I also play co-ed sports with my friends — flag football, softball, and even broomball — but that’s a lot more about fun than fitness.


I used to meditate when I was in when I was in high school. Just a simple practice of breathing, focusing on that breath, and imagining it flowing through me in different ways. I don’t know exactly when or why I fell out of the habit, but a recent post at Writer Unboxed reminded me of how much I used to appreciate it, and how easy it would be to start up again.

Now I have an alert on my phone that prompts me to meditate for just 2 min each day. Sometimes those 2 min fly by; other times it feels like forever. Either way, I think the mental exercise is good for me, and I would like to gradually work my way up to 10 min each day.

Writing every day

For some people, this is a rule. For me, it’s just an aspiration borne out of logic. I absolutely believe that writers can be successful and productive without writing every day. I am personal friends with many of those kinds of writers.

But me, I’m happier when I write, even if it’s just a few lines here and there. So why wouldn’t I strive to give myself that happiness every day?

Also, I am particularly susceptible to momentum. A body in motion stays in motion, while a body at rest stays at rest. For me, writing today makes me more likely to write tomorrow, which is always preferable to not writing tomorrow.

Like this:


“There’s no shame in being a starving artist”

From “‘Mad Men’ Creator Matthew Weiner’s Reassuring Life Advice For Struggling Artists”:

It took seven years from the time I wrote Mad Men until it finally got on the screen. I lived every day with that script as if it were going to happen tomorrow. That’s the faith you have to have.

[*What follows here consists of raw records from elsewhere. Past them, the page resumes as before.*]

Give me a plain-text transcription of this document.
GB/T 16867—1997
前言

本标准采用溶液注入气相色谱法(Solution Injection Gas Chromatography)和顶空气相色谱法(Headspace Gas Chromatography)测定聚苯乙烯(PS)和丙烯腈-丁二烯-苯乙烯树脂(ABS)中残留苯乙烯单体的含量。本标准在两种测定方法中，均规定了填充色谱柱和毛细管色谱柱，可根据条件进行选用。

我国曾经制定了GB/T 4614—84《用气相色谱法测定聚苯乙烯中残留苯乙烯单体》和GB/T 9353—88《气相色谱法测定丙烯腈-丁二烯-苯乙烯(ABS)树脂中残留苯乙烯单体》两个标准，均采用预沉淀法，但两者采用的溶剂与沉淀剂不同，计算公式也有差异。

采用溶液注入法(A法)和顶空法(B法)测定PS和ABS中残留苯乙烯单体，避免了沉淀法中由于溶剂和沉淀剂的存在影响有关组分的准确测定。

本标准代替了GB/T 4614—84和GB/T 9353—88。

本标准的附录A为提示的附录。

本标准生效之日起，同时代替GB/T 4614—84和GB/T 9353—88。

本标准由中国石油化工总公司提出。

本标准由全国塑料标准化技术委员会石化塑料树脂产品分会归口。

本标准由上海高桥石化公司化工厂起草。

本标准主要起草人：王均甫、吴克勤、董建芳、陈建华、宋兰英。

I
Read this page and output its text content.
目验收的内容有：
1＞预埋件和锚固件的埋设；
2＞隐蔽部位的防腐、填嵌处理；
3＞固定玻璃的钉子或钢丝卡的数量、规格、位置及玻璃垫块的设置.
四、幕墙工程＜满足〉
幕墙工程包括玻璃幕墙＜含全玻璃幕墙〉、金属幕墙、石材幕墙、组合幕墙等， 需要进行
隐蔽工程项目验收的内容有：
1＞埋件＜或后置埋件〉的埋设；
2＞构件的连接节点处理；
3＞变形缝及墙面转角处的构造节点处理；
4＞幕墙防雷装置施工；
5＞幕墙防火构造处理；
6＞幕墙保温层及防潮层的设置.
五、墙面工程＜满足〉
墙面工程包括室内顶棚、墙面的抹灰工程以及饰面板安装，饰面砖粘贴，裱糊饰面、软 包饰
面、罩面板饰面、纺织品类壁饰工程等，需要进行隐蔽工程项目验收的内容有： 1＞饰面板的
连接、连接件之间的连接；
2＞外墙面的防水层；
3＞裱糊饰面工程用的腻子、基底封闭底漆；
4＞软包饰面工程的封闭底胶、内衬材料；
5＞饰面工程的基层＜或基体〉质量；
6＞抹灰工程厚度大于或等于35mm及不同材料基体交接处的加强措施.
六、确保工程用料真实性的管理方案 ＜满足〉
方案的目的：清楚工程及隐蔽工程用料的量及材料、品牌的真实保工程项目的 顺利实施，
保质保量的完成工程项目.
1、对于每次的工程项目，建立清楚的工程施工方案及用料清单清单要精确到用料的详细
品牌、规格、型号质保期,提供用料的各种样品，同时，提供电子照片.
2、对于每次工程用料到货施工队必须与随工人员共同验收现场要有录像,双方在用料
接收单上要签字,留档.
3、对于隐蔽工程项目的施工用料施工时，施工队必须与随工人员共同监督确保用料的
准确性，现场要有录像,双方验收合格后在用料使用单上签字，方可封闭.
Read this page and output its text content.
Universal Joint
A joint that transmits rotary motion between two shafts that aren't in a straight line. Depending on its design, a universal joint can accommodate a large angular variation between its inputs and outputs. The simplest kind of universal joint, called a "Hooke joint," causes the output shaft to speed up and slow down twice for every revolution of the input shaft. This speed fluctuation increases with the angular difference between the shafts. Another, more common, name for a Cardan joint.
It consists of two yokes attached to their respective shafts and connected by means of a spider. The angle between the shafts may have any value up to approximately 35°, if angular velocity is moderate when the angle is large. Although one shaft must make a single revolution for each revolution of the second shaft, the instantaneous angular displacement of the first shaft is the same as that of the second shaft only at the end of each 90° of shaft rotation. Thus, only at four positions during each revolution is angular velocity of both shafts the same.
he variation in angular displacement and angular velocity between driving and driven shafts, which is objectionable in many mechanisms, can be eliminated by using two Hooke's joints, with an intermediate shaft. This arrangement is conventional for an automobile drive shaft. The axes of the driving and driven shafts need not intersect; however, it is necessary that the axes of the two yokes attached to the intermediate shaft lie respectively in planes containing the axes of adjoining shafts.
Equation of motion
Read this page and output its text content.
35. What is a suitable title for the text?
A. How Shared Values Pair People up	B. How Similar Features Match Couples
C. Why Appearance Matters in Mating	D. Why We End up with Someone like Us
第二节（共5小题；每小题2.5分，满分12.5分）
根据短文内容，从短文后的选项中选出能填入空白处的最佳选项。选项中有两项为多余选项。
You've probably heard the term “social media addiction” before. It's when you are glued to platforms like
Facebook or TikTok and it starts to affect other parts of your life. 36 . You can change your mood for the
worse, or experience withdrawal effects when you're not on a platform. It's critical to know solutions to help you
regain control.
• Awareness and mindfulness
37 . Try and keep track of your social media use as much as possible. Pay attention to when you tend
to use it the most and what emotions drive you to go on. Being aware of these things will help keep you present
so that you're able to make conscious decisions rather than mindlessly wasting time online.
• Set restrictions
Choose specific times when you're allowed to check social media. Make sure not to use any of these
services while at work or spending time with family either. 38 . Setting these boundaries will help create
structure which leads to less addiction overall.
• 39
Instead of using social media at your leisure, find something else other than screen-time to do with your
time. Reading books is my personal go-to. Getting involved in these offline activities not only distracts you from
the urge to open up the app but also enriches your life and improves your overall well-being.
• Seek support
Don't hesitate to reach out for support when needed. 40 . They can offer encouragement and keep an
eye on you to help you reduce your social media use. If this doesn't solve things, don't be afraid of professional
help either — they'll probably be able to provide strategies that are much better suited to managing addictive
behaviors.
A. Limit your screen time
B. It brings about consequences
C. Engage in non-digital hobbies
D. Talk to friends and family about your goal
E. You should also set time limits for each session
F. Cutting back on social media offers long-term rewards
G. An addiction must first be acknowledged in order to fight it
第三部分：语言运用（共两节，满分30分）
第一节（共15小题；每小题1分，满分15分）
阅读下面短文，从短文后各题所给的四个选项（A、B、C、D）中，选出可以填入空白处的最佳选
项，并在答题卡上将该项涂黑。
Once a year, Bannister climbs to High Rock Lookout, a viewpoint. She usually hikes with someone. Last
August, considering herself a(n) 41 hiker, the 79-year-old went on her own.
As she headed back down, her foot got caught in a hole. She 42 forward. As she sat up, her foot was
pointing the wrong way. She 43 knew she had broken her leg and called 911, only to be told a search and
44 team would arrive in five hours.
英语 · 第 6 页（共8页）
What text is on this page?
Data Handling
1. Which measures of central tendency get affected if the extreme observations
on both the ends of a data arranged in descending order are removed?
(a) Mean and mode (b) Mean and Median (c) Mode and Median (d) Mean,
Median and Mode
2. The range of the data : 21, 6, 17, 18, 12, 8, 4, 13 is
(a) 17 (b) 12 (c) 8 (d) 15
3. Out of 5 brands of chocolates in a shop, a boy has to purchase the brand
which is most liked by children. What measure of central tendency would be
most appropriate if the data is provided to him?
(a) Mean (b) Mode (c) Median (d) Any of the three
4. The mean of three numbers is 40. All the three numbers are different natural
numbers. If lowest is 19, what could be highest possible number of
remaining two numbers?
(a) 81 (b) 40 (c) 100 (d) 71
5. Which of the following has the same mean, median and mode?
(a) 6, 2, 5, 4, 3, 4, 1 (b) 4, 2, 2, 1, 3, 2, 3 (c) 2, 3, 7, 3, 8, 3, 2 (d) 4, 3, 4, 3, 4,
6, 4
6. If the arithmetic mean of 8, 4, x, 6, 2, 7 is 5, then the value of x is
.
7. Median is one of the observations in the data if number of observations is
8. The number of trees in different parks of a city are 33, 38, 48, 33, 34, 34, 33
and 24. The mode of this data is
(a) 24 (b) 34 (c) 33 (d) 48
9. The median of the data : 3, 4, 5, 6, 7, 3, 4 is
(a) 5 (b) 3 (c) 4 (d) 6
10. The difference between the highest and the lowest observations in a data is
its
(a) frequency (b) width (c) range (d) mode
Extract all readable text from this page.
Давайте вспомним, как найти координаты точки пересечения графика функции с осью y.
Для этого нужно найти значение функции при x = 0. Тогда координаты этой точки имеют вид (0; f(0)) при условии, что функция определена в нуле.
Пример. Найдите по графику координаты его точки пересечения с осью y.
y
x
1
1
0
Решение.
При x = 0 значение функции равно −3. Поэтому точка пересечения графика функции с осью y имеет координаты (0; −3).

Seven years. Somehow that sounds like both an eternity and no time at all.

I have the kind of faith that he’s talking about. I don’t think about it much, but it’s there. Automatic, like breathing. Only occasionally a struggle, like breathing.

Looking back on my posts here, a clear pattern emerges: I’m almost there. This is going to be the year, I can feel it. I’ve said that time after time after time. Is it folly to believe in something that never happens?

You’re only wrong until you’re right.

The most defeatist thing I hear is, “I’m going to give it a couple of years.” You can’t set a clock for yourself. If you do, you are not a writer. You should want it so badly that you don’t have a choice. You have to commit for the long haul.

When I quit my job, I gave myself a year. I thought, If I’m not agented and/or published by then, I can still look for work without any issue. I’m young, and I’ll barely have been “out of the game” for any time at all.

But a year passed. Then another. Then another. I found ways to justify putting off the job search. Little milestones to hang my hat on, and to fuel another round of “just give me a few more months.”

Maybe I always knew I wasn’t going back. Maybe I don’t want a Plan B.

The greatest regret I have is that, early in my career, I showed myself such cruelty for not having accomplished anything significant. I spent so much time trying to write, but was paralyzed by how behind I felt.

Am I cruel to myself? Sometimes. I don’t know if that’s a bad thing, though, because I’m overly generous to myself too, haha. There has to be a balance, right?

Well, that balance would probably be healthier and more productive if it weren’t so extreme. Both ends of the spectrum lead to their own kinds of paralysis.

Also, how are we defining “significant”? A couple weeks ago, I had a sort of wake-up call. (Not for the first time, nor for the last, I’m sure.) A friend who is now interested in writing kept remarking on my achievements, saying how much he admired me. I brushed off his words — not out of modesty, but out of genuine disbelief and puzzlement. Me? Achievements? What? Where?

But after a while, I tried to let the compliments through. Tried to give them a fair chance instead of swatting them away without consideration. I’m nowhere near where I want to be, but maybe I should give myself credit for getting to where I am. Maybe I should appreciate this part of the journey.

And maybe this is the year. Breathe in, breathe out.